As you didn't present your input file, I prepared it on my own:
timestamp;bids
1579082401;[123.12, 300]
1579082461;[135.40, 220]
1579082736;[130.76, 20]
1579082801;[123.12, 180]
To read it I used:
orderbook = pd.read_csv('Input.csv', sep=';')
orderbook.timestamp = pd.to_datetime(orderbook.timestamp, unit='s')
Its content is:
timestamp bids
0 2020-01-15 10:00:01 [123.12, 300]
1 2020-01-15 10:01:13 [135.40, 220]
2 2020-01-15 10:05:36 [130.76, 20]
3 2020-01-15 10:06:41 [123.12, 180]
Now:
- timestamp has been converted to native pandasonic type of datetime,
- but bids is of object type (actually, a string).
and, as I suppose, this is the same when read from your input file.
And now the main task: The first step is to extract both numbers from bids,
convert them to float and int and save in respective columns:
orderbook = orderbook.join(orderbook.bids.str.extract(
r'\[(?P<bidprice>\d+\.\d+), (?P<bidvolume>\d+)]'))
orderbook.bidprice = orderbook.bidprice.astype(float)
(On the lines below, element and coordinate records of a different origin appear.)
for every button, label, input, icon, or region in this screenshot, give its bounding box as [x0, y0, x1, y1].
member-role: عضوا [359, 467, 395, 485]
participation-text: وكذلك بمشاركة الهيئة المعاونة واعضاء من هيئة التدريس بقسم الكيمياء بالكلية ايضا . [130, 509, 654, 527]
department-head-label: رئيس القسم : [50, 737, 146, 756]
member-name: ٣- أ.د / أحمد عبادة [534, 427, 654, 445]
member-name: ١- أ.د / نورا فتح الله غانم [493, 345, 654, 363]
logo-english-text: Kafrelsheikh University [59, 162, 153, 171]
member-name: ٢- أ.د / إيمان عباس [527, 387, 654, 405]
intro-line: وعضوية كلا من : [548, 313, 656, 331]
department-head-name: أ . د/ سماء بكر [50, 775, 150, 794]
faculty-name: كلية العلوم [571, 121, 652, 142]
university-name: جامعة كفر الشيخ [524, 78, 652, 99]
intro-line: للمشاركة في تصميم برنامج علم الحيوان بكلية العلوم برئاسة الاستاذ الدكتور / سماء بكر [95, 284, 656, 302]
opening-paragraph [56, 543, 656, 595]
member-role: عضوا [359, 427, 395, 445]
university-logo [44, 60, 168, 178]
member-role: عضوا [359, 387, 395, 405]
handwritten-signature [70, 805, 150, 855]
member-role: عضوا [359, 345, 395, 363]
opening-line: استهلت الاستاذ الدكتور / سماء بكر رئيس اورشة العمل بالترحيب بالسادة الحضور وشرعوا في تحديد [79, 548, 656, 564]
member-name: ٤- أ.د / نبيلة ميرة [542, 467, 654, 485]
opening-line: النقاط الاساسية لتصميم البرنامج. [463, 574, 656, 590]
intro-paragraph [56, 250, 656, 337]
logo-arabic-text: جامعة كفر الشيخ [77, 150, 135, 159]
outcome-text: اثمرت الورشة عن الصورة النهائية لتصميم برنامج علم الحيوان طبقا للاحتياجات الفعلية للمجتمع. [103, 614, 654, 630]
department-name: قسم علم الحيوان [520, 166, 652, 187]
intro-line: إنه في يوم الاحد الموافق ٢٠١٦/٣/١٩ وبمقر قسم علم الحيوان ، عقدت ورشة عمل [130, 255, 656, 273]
orderbook.bidvolume = orderbook.bidvolume.astype(int)
Now orderbook contains:
timestamp bids bidprice bidvolume
0 2020-01-15 10:00:01 [123.12, 300] 123.12 300
1 2020-01-15 10:01:01 [135.40, 220] 135.40 220
2 2020-01-15 10:05:36 [130.76, 20] 130.76 20
3 2020-01-15 10:06:41 [123.12, 180] 123.12 180
and you can generate e.g. a scatter plot, calling:
orderbook.plot.scatter('bidprice', 'bidvolume');
or other plotting function.
Another possibility
Or maybe your orderbook_data is a dictionary? Something like:
orderbook_data = {
'timestamp': [1579082401, 1579082461, 1579082736, 1579082801],
'bids': [[123.12, 300], [135.40, 220], [130.76, 20], [123.12, 180]] }
In this case, when you create a DataFrame from it, the column types
are initially:
- timestamp - int64,
- bids - also object, but this time each cell contains a plain
pythonic list.
Then you can also convert timestamp column to datetime just like
above.
But to split bids (a column of lists) into 2 separate columns,
you should run:
orderbook[['bidprice', 'bidvolume']] = pd.DataFrame(orderbook.bids.tolist())
Then you have 2 new columns with respective components of the
source column and you can create your graphics jus like above.